Discussion: Herpes zoster virus can reactivate in immunocompromised or older individuals, affecting various neurological and visceral systems. In this case, inflammation of the sacral nerves is believed to have played a role in the development of the neurogenic bladder and subsequent ESRD. While previously reported VZV-induced bladder dysfunction cases were mostly reversible, this case was asymptomatic, irreversible, and followed by unresolved AKI and subsequent ESRD.

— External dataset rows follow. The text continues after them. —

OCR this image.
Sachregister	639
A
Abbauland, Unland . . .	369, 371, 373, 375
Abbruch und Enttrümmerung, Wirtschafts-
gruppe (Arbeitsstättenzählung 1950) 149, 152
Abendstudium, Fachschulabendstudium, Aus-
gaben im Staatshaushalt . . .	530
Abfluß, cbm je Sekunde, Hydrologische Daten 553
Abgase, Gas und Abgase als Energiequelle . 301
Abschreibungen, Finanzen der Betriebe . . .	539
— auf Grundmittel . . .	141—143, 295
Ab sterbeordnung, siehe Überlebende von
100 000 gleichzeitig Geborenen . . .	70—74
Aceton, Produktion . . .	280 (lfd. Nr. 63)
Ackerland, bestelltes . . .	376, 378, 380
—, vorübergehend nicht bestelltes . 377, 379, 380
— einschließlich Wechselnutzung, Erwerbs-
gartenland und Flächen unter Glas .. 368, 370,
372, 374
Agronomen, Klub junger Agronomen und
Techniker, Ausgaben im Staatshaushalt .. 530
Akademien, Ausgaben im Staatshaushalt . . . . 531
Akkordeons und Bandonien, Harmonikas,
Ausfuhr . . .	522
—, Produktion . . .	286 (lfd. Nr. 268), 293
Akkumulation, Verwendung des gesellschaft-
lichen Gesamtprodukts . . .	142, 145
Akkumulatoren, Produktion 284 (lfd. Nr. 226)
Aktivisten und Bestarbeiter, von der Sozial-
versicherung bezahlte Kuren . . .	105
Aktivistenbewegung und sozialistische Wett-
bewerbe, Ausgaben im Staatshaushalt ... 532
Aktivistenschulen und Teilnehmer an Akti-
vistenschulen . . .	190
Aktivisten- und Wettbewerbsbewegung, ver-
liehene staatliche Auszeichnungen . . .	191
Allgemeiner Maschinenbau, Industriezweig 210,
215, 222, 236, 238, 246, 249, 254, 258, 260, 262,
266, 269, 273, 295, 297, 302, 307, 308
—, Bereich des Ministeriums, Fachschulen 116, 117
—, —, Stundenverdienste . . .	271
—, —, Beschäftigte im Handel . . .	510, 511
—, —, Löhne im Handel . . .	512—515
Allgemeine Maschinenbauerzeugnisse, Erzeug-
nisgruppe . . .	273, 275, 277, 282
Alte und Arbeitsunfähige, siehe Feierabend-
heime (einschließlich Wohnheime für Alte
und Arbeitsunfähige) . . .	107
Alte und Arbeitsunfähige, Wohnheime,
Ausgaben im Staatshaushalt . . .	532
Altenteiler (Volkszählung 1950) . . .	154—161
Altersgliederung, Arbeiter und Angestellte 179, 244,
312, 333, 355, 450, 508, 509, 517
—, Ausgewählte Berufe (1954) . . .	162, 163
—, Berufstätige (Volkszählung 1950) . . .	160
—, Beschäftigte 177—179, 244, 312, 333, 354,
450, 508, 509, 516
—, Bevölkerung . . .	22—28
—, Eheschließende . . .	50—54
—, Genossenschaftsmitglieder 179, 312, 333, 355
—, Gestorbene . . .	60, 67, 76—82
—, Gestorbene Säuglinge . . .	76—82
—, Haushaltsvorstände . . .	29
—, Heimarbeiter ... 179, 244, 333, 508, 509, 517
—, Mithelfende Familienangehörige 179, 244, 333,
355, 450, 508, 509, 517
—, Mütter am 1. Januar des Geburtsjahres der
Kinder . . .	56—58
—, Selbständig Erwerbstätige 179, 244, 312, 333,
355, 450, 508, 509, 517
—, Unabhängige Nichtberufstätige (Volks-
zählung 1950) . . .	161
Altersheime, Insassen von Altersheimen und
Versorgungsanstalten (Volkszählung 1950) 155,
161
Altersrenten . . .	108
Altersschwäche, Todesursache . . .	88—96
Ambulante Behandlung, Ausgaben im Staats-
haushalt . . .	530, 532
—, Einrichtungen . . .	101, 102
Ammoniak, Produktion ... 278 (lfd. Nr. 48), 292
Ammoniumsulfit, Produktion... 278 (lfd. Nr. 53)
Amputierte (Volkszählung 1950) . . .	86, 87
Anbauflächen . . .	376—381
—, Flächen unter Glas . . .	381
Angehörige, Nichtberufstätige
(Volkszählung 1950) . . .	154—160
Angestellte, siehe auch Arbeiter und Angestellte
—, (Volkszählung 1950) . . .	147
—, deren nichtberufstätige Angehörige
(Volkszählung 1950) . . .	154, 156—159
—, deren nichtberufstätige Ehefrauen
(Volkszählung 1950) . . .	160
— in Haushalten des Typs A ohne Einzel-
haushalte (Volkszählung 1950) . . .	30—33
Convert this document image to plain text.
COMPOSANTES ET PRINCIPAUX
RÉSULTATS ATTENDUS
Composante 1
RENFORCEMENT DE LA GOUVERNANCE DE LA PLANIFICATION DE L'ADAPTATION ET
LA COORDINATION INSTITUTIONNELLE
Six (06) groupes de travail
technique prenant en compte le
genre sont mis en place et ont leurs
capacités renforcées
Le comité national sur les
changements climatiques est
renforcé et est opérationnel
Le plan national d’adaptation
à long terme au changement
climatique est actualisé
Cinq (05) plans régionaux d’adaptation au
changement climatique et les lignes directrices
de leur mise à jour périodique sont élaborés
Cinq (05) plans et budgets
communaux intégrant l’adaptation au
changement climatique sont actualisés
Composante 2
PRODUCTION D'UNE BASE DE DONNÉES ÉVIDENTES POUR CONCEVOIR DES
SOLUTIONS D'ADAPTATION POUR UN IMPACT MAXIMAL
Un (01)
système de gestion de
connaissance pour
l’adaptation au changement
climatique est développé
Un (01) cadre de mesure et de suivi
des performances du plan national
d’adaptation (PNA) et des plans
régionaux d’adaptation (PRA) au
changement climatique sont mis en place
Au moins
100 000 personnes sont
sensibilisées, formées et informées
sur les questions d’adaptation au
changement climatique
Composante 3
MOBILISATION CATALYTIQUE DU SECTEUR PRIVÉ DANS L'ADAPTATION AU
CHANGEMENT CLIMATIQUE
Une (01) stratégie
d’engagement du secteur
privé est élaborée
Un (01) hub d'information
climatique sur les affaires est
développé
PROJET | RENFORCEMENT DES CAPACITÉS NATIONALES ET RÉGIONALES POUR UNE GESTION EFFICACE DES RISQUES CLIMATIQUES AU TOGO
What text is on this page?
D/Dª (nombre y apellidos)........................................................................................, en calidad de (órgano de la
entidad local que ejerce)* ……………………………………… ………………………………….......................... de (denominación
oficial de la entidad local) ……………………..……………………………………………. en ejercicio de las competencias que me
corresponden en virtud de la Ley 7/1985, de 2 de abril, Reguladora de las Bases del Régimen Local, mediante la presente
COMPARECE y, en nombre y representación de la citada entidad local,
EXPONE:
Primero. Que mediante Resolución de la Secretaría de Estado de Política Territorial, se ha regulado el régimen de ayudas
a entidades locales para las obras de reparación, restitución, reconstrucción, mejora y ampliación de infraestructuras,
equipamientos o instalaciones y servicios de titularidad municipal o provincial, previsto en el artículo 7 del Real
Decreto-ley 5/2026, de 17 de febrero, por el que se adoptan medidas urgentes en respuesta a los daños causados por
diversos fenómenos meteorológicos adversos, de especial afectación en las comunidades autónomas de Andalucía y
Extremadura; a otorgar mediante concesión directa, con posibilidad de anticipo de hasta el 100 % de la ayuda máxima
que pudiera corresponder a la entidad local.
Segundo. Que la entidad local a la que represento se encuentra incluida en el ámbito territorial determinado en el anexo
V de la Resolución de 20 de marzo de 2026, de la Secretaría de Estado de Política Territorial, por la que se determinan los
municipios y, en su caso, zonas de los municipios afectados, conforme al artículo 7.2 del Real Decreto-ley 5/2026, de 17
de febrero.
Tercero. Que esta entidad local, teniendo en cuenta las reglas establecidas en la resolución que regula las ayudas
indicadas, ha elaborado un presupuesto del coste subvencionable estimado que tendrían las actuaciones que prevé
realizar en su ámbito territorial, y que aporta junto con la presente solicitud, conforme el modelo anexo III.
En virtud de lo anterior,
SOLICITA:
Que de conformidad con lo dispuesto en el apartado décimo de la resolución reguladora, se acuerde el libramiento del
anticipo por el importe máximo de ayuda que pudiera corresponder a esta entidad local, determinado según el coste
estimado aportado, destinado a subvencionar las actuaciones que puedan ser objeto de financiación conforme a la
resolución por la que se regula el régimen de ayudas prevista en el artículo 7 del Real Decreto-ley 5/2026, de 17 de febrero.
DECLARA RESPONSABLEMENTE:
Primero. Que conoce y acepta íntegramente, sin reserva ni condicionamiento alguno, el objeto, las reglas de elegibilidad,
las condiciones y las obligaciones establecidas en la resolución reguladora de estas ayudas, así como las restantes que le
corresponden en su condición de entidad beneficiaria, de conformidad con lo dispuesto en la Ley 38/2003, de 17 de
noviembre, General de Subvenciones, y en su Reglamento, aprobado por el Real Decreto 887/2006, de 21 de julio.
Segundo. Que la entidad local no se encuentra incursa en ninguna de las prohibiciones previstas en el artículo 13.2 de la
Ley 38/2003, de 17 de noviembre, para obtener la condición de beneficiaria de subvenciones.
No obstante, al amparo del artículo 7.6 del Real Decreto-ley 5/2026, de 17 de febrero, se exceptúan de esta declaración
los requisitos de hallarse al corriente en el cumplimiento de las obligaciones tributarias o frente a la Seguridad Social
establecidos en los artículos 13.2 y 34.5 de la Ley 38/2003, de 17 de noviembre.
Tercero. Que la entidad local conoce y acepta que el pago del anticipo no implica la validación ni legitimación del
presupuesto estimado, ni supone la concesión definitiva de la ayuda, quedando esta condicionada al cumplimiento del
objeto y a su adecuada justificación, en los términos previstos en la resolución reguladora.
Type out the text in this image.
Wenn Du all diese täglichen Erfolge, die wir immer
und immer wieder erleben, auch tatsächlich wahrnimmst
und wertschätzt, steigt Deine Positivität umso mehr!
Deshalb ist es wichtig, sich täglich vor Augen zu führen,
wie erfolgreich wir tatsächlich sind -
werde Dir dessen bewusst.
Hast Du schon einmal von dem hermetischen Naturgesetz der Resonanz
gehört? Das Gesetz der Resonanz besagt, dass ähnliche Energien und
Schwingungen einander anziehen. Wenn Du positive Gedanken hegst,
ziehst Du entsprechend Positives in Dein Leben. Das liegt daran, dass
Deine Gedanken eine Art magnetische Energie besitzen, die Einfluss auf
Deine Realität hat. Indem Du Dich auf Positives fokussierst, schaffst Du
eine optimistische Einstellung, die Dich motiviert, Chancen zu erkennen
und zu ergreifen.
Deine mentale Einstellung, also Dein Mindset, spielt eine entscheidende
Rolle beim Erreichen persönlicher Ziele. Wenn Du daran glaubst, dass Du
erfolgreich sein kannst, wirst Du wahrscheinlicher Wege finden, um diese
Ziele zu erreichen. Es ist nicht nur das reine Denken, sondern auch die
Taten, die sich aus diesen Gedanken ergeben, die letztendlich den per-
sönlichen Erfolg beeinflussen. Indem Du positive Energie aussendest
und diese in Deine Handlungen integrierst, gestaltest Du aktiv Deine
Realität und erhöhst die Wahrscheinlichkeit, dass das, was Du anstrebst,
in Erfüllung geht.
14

Therefore, vigilant monitoring of renal function is crucial in patients with HZ with or without reported urinary voiding dysfunction to identify potential progression to renal failure. Additionally, screening for urinary retention should be considered, especially with thoracic, lumbar, and sacral dermatomal HZ involvement, given the simplicity of the test and the severity of complications if missed.
Conclusion: This case report emphasizes the significance of recognizing HZ as a potential cause of neurogenic bladder and its uncommon yet severe complication leading to ESRD. Timely identification and appropriate management of HZ can potentially prevent irreversible bladder dysfunction and renal failure in affected individuals. Further research is warranted to better understand the underlying mechanisms of VZV-induced neurogenic bladder and its potential progression to ESRD. Also, to determine the importance of urinary retention screening and kidney function monitoring.